By Dick Couch. This book is the follow-up work by the same author following another class of Seal Candidates for their next and final Qualification course, which they accede to after graduating from BUD/S. I would only recommend this book if you’re really interested in getting the most out of studying Seal training as this focuses on the mental rigours, how they plan operations, etc. Still very interesting and with lots of lessons, but definitely more intricate and less easily transposable to real life.
Navy SEAL Training Class 144: My BUD/S Journal
By Stephen Templin. The author isn’t a Seal but went through almost the entirety of BUD/S with exceptional performance before quitting with a stellar track-record in the last few days of the training to become a missionary. With such an author, you can probably guess this is a very entertaining first-person account of BUD/S. Still lots of insights, but the entertainment is definitely there. It also shows you the sort of character who eventually become seals and how you can try to emulate them a bit. I actually can’t resist to quote a passage from the book, where the Devils is an instructor at BUD/S:
I stole a glance over at the Devil, and he was placing a spider—a big daddy longlegs—on a student, who showed a little nervousness but not enough of a reaction to satisfy the Devil. He took it back and put it on someone else, who started squirming and shaking.
“I hate spiders,” I muttered. Lieutenant Devil’s ears perked up. Here he comes. Lieutenant Devil put the spider on my forehead.
I kept as still as I could, waiting for the insect’s next move. In military march, we step off with our left foot, but the spider stepped off with its first right leg. Then its second left leg. All eight of its legs were so long and thin that they seemed to tremble as the spider moved down my face, tickling my eyebrows. It stopped, and its peanut-shaped body hovered above the bridge of my nose. Devil’s eager eyes opened wide. I watched the spider anxiously as it stepped on my lips.
Keep moving, keep moving.
When its abdomen was over my mouth, I steeled myself, opened wide, and inhaled, sucking in the daddy longlegs. Then I closed my mouth and took a couple of bites before swallowing.
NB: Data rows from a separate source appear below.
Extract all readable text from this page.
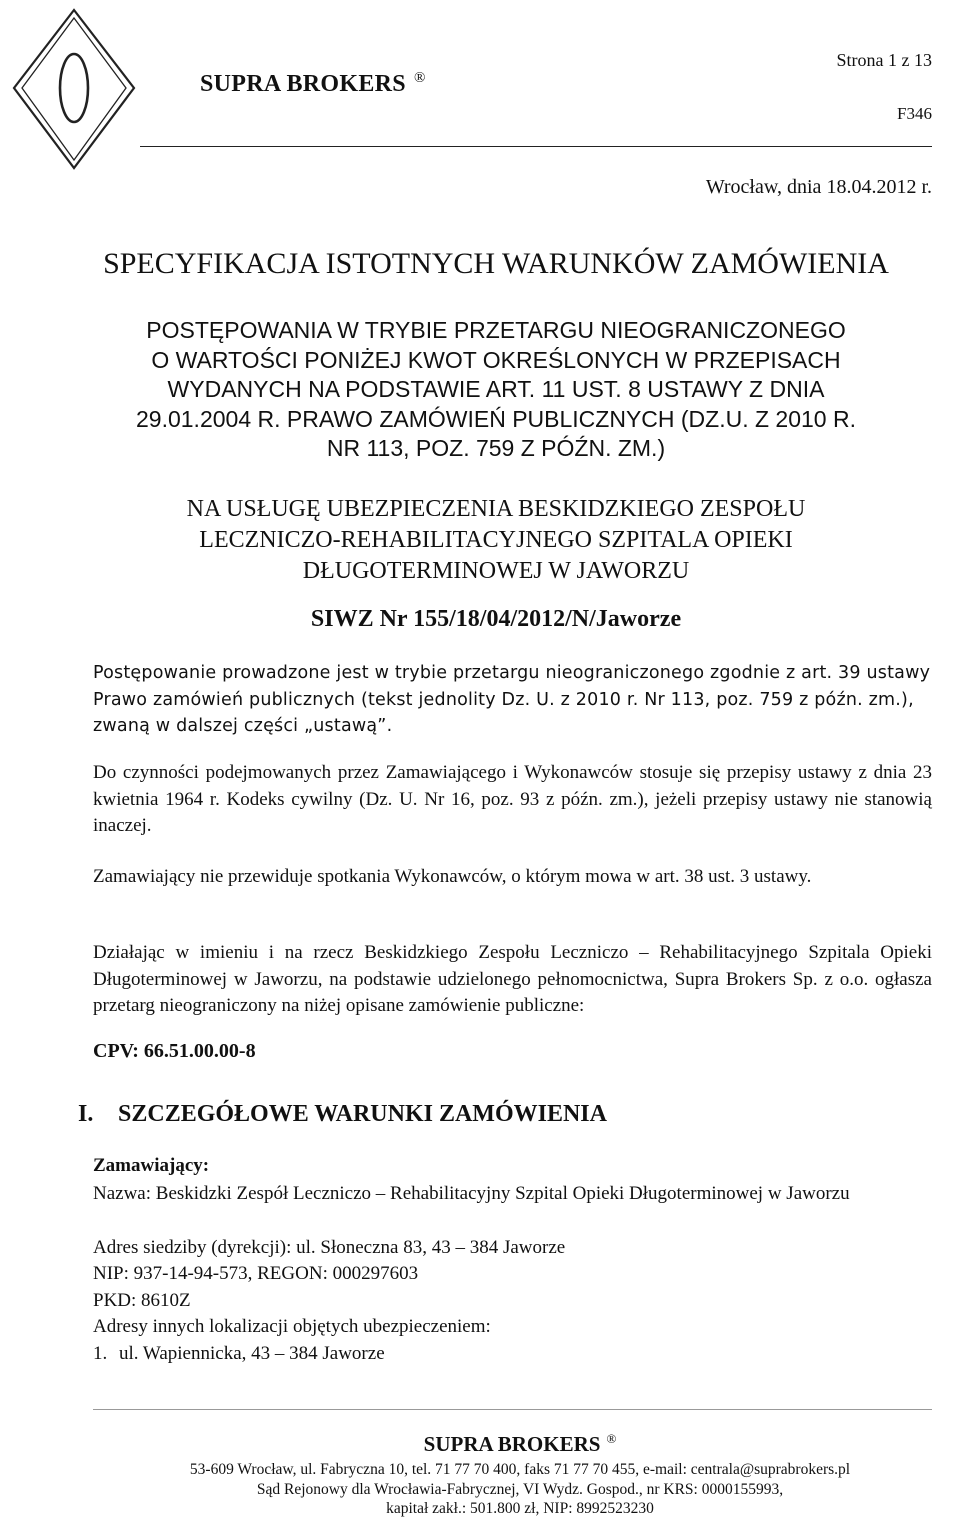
SUPRA BROKERS ®
Strona 1 z 13
F346
Wrocław, dnia 18.04.2012 r.
SPECYFIKACJA ISTOTNYCH WARUNKÓW ZAMÓWIENIA
POSTĘPOWANIA W TRYBIE PRZETARGU NIEOGRANICZONEGO
O WARTOŚCI PONIŻEJ KWOT OKREŚLONYCH W PRZEPISACH
WYDANYCH NA PODSTAWIE ART. 11 UST. 8 USTAWY Z DNIA
29.01.2004 R. PRAWO ZAMÓWIEŃ PUBLICZNYCH (DZ.U. Z 2010 R.
NR 113, POZ. 759 Z PÓŹN. ZM.)
NA USŁUGĘ UBEZPIECZENIA BESKIDZKIEGO ZESPOŁU
LECZNICZO-REHABILITACYJNEGO SZPITALA OPIEKI
DŁUGOTERMINOWEJ W JAWORZU
SIWZ Nr 155/18/04/2012/N/Jaworze
Postępowanie prowadzone jest w trybie przetargu nieograniczonego zgodnie z art. 39 ustawy Prawo zamówień publicznych (tekst jednolity Dz. U. z 2010 r. Nr 113, poz. 759 z późn. zm.), zwaną w dalszej części „ustawą”.
Do czynności podejmowanych przez Zamawiającego i Wykonawców stosuje się przepisy ustawy z dnia 23 kwietnia 1964 r. Kodeks cywilny (Dz. U. Nr 16, poz. 93 z późn. zm.), jeżeli przepisy ustawy nie stanowią inaczej.
Zamawiający nie przewiduje spotkania Wykonawców, o którym mowa w art. 38 ust. 3 ustawy.
Działając w imieniu i na rzecz Beskidzkiego Zespołu Leczniczo – Rehabilitacyjnego Szpitala Opieki Długoterminowej w Jaworzu, na podstawie udzielonego pełnomocnictwa, Supra Brokers Sp. z o.o. ogłasza przetarg nieograniczony na niżej opisane zamówienie publiczne:
CPV: 66.51.00.00-8
I. SZCZEGÓŁOWE WARUNKI ZAMÓWIENIA
Zamawiający:
Nazwa: Beskidzki Zespół Leczniczo – Rehabilitacyjny Szpital Opieki Długoterminowej w Jaworzu
Adres siedziby (dyrekcji): ul. Słoneczna 83, 43 – 384 Jaworze
NIP: 937-14-94-573, REGON: 000297603
PKD: 8610Z
Adresy innych lokalizacji objętych ubezpieczeniem:
1. ul. Wapiennicka, 43 – 384 Jaworze
SUPRA BROKERS ®
53-609 Wrocław, ul. Fabryczna 10, tel. 71 77 70 400, faks 71 77 70 455, e-mail: centrala@suprabrokers.pl
Sąd Rejonowy dla Wrocławia-Fabrycznej, VI Wydz. Gospod., nr KRS: 0000155993,
kapitał zakł.: 501.800 zł, NIP: 8992523230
The bitter taste was worth the price of helping the Devil’s next victim. And well worth the look on Lieutenant Devil’s face.
By Chuck Pfarrer, a former Seal officer, member of the famed Seal Team Six and who turned to a writing career after retiring from the Teams. A lot to take from this book and it reads like a novel. Many lessons including not sweating the small hardships in life and just getting things done without pausing even faced with incredible contexts. My favorite part is the description of their landing in Lebanon amongst the fighting and not finding a suitable place to establish camp with the other allied forces present. They just dug their shelter in the sand of the beach and covered it with the sand-filled bags. Problem solved, easy…
By Howard E. Wasdin and Stephen Templin. Another fantastic memoir covering in detail some real-world operations. Again, the entertainment is definitely present. But the real value is in transposing the hardships they are facing, and how they face and surmount them in our everyday life.